Vice President-elect Harris is looking to invest in the solar energy sector as she believes it is vital to combating climate change. However, senior Arnav Raut claims that nuclear energy, though it has its drawbacks, is the most effective way to go about saving the environment throughout the next three decades. 

“We need to go into remissions and invest in ways to bring the carbon out of that atmosphere and put it back in the soil,” Raut said. “Because the amount of carbon went from 240 parts per million to 380 [or so], which is an increase of 50% in 50 years [or so], which is insane.”

Raut also believes that the administration should address the potential threat of nuclear reactors and plants.

“I think nuclear energy needs to be less of a taboo and be seen as a serious alternative,” Raut said. “Because of Chernobyl and Fukuyama [incidents], there’s been a lot of taboo about the safety of nuclear energy, but it’s a lot safer now.”

On top of the country as a whole, the new administration’s plans will have an impact on Cupertino citizens as well. Considering that Biden is planning on increasing individual income tax for annual earners of at least $400,000, the impact it would have on Cupertino would be significant as a large portion of households fall within or above that annual income threshold.

However, Raut believes that the new income tax will have little to no effect on Cupertino adults, including his parents.

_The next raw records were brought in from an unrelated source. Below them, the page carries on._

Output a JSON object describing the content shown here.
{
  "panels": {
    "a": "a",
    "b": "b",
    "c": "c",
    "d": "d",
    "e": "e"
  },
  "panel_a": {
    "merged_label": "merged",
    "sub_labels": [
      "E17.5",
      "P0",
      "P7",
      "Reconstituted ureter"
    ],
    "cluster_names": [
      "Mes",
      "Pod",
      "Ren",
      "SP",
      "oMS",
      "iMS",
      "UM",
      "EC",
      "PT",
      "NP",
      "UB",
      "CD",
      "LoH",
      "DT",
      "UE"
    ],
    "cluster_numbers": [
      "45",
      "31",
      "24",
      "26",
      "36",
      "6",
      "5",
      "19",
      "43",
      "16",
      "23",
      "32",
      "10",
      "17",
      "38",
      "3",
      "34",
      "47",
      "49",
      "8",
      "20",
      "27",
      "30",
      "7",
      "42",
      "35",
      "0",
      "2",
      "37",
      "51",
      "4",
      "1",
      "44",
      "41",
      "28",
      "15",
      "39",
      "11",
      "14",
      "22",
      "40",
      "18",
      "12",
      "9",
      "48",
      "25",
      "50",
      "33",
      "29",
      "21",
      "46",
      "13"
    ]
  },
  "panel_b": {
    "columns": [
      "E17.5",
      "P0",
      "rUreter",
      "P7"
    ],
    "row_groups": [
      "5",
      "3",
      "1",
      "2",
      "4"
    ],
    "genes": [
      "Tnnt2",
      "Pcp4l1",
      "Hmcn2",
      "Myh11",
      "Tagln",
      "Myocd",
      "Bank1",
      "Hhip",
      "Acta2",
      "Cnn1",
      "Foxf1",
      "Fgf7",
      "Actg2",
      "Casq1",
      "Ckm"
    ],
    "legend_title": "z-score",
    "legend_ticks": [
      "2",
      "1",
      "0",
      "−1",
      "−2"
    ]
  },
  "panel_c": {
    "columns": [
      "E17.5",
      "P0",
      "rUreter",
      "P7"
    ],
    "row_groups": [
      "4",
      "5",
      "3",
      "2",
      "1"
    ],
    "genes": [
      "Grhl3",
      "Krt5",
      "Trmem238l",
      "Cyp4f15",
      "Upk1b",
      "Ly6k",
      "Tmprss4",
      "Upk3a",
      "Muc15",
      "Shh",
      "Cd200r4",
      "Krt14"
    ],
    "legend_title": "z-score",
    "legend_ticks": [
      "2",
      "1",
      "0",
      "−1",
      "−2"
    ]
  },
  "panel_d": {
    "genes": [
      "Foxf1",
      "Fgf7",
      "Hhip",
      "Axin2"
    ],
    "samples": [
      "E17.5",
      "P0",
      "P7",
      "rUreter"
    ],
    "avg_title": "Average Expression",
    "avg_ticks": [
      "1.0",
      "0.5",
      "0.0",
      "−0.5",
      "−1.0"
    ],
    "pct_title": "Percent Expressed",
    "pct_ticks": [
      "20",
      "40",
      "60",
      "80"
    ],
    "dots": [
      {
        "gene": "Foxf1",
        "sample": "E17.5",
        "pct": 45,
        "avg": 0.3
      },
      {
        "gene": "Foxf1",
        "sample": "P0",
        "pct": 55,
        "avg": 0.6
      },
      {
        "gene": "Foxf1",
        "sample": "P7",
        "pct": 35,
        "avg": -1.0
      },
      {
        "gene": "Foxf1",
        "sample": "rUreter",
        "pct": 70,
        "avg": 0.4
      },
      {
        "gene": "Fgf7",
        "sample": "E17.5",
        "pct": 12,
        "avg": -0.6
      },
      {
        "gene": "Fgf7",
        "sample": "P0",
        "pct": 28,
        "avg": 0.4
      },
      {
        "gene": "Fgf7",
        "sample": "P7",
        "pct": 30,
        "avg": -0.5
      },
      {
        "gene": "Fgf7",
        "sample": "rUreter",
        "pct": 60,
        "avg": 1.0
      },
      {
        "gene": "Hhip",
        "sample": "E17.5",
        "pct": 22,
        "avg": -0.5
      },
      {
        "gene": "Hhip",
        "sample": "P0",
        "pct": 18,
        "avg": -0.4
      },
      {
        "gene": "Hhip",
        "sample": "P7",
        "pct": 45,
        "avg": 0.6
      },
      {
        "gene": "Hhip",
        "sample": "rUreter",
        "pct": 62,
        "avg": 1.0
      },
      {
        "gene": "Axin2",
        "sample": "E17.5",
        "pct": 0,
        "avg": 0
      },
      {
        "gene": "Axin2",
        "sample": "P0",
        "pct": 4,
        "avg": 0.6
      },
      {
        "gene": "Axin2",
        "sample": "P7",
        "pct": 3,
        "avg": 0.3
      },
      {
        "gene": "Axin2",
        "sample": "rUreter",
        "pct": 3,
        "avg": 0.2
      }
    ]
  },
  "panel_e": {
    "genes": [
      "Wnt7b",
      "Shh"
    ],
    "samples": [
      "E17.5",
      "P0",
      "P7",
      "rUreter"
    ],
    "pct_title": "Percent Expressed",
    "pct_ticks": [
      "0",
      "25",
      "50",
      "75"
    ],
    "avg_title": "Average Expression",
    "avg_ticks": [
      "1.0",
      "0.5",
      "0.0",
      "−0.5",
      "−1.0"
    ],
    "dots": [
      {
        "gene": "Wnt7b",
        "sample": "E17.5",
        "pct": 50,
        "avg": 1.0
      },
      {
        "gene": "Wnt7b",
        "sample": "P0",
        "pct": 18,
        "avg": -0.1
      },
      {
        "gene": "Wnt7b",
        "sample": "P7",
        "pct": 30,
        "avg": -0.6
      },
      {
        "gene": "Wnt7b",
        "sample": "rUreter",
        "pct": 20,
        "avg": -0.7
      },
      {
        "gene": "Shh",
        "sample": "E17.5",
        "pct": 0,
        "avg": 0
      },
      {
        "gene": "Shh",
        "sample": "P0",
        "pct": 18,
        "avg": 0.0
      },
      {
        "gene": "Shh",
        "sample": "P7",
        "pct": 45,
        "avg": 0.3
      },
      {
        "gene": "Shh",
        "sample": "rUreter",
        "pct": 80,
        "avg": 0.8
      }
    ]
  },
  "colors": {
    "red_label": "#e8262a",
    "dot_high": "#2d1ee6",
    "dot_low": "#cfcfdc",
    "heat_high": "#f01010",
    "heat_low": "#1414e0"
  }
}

“It’s not going to do much,” Raut said. “I think that [with] those taxes it’s not really about redistributing the wealth. It’s about having more money for Social Security and better benefits for veterans [for example]. I think that’s a much more complex problem that taxes can’t even put a dent in.”

Senior Viveka Ramanathan shares her thoughts on Biden as president, addressing the prospect of his policies being a little far-fetched. As a result, she feels that Democrats would need to secure the Senate for the next four years.

“I feel like right now, along with our entirely politically-divided country, a lot of Biden’s policies seem kind of extreme or more leftist,” Ramanathan said. “We need the Senate; otherwise, his policies aren’t going to get passed, and we’re not going to make any efficient change. I think, regardless of what happens, whatever he implements is going to bring change and it’s going to bring change efficiently if we all work together to make it happen.”

With all these factors to consider for the next four years, it’s safe to assume that Biden and Harris are going to need to put in a lot of work to effect change that this country needs, so we can overcome problems related to the virus, environment and economy.